The 26-tonne Royal Ulster Constabulary (RUC) truck was mounted with a water cannon to disperse troublemakers in 1970.
It is thought to be the only known example of its kind still in existence, the vendors said.
It spent more than 20 years outside at a museum in Humberside and needs restoration.
Military equipment specialists Allsops of Bolton added it had attracted a lot of interest after they bought it on an impulse at an auction.
Jonathan Allsop said: “We have had a lot of enquiries, a lot of people have come forward and told us about the engine.”
It no longer runs.
Mr Allsop added: “It has restoration potential and to be quite honest it should be restored.”
His Lancashire-based company does a lot of work breathing life into old military vehicles, often from the Second World War.
Due to the pandemic the water cannon – a 1970 Foden Pyrene – only arrived in his premises earlier this year after being bought from a museum in Humberside.
Mr Allsop said: “We were buying other stuff at auction and we have the equipment to move it.
“It was an impulse purchase.
“I had never seen one before.”
He said he had too many projects on the go at the minute to tackle the restoration himself.

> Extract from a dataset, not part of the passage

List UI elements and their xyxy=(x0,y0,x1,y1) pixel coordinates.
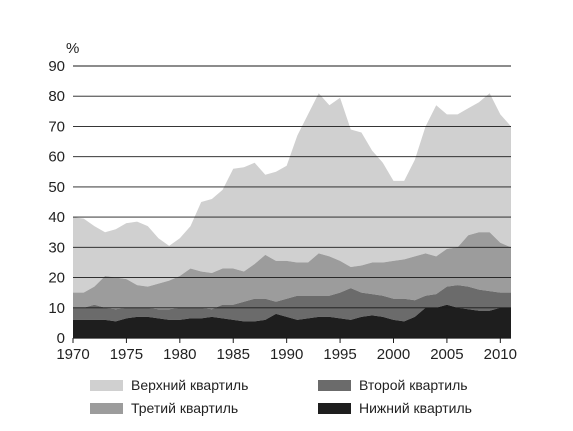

After the early days of the Troubles in Northern Ireland, the use of water cannon was abandoned until the turn of the century.
In 2000, their modern incarnation was deployed at Drumcree in Portadown in Co Armagh during bitter fighting involving loyalist protesters.
Rioters had thrown bricks, petrol bombs and fireworks at police blocking their way to the mainly nationalist Garvaghy Road and set fire to police Land Rovers.
More recently water cannon have been deployed to quell serious parade-related violence in Ardoyne in North Belfast.